Note: Array size limit is 99999, but even a way lower limit wouldn't protect against this kind of code.

[lahma]

Would you like to submit a PR to improve the protections?

[Ghostbird]

I have zero experience with the Jint code. Do you have a suggestion what kind of solution would be appropriate? I'm guessing the reason this isn't working properly is that a really fundamental solution (e.g. check memory usage at every instantiation of a JS value/object) would cause an unacceptable performance hit.

[lahma]

Start by creating a failing test case when you have engine configured to have array and memory usage constraint options.LimitMemory(4_000_000);. Jint will only check for constraints when exiting native functions like ArrayPrototype.map so you need to have memory usage constraint as long as you only create array sizes that are allowed and hope that native functions won't be able to exhaust memory inside the calls.

[sebastienros]

What about checking for the constraint inside native functions if at they represent a risk? We could set a flag and the callers could also check? For instance map() doesn't do the check by default because it's a native function, whereas a for loop will do it because it's based on statements. The map() itself is not an issue, but because the called func is allocating, it might need to check for the limit on each invocation. For Array it could check only if the size is above some random threshold, like 1KB, but always set a flag such that the caller, map() should be checked.

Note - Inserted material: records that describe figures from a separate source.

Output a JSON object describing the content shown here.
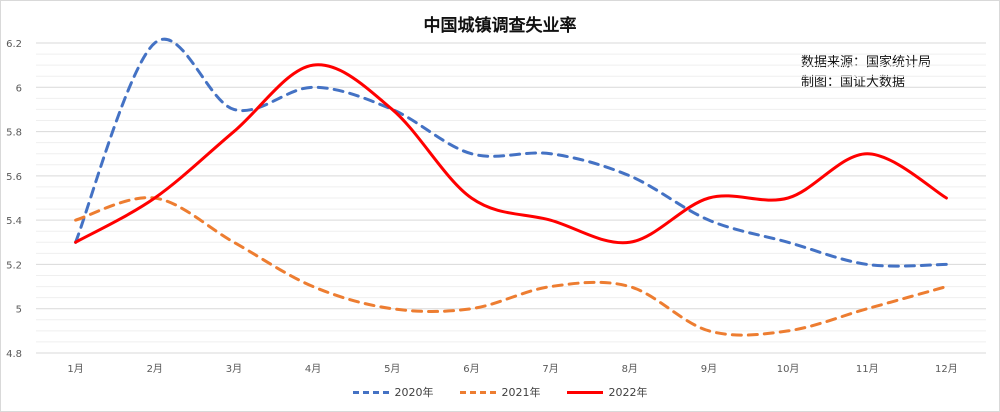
{
  "chart_data": {
    "type": "line",
    "title": "中国城镇调查失业率",
    "annotations": [
      "数据来源：国家统计局",
      "制图：国证大数据"
    ],
    "categories": [
      "1月",
      "2月",
      "3月",
      "4月",
      "5月",
      "6月",
      "7月",
      "8月",
      "9月",
      "10月",
      "11月",
      "12月"
    ],
    "ylim": [
      4.8,
      6.2
    ],
    "yticks": [
      4.8,
      5,
      5.2,
      5.4,
      5.6,
      5.8,
      6,
      6.2
    ],
    "grid": true,
    "legend": "bottom",
    "series": [
      {
        "name": "2020年",
        "color": "#4472C4",
        "style": "dashed",
        "values": [
          5.3,
          6.2,
          5.9,
          6.0,
          5.9,
          5.7,
          5.7,
          5.6,
          5.4,
          5.3,
          5.2,
          5.2
        ]
      },
      {
        "name": "2021年",
        "color": "#ED7D31",
        "style": "dashed",
        "values": [
          5.4,
          5.5,
          5.3,
          5.1,
          5.0,
          5.0,
          5.1,
          5.1,
          4.9,
          4.9,
          5.0,
          5.1
        ]
      },
      {
        "name": "2022年",
        "color": "#FF0000",
        "style": "solid",
        "values": [
          5.3,
          5.5,
          5.8,
          6.1,
          5.9,
          5.5,
          5.4,
          5.3,
          5.5,
          5.5,
          5.7,
          5.5
        ]
      }
    ]
  }
}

But maybe a better idea would be to have an internal field that track an estimation of allocated memory in native functions, a hint, and above a threshold do a constraint check. So for every Array() call we increment by the estimated allocated size, so the map() can just check that counter, which is cheap, and eventually do a real Thread memory check. Same for string, and we could even do this cheap/local memory tracking for standard instances like numbers. Could be an API on the engine. It could sound like too much, but I think it's a huge benefit. Thoughts?

[lahma]

I had a vision where native functions would get a CancellationToken as part of call signature which would be cheap to check.

Constrainst could hook onto that that like as combined source and constraints could even run a background task (think thread), a watchdog, that could signal token when things start to look bad.

Just an idea.

[sebastienros]

in the Engine then, doesn't need to be in the signature

[sebastienros]

But it's orthogonal to my idea. What about it?

[lahma]

Yes the signature was more about aligning with standards, but could be a field too.

[sebastienros]

Also wondering if we should track the size of each environment record, such that when one is remove we can decrease the allocations. Imagine a long running script that just updates the same entry with a 1MB buffer, it allocates a lot overtime, but only takes 1MB in total. So there would be two checks, that what we allocate doesn't go over the limit, and only account for retained memory when adding the allocated buffers.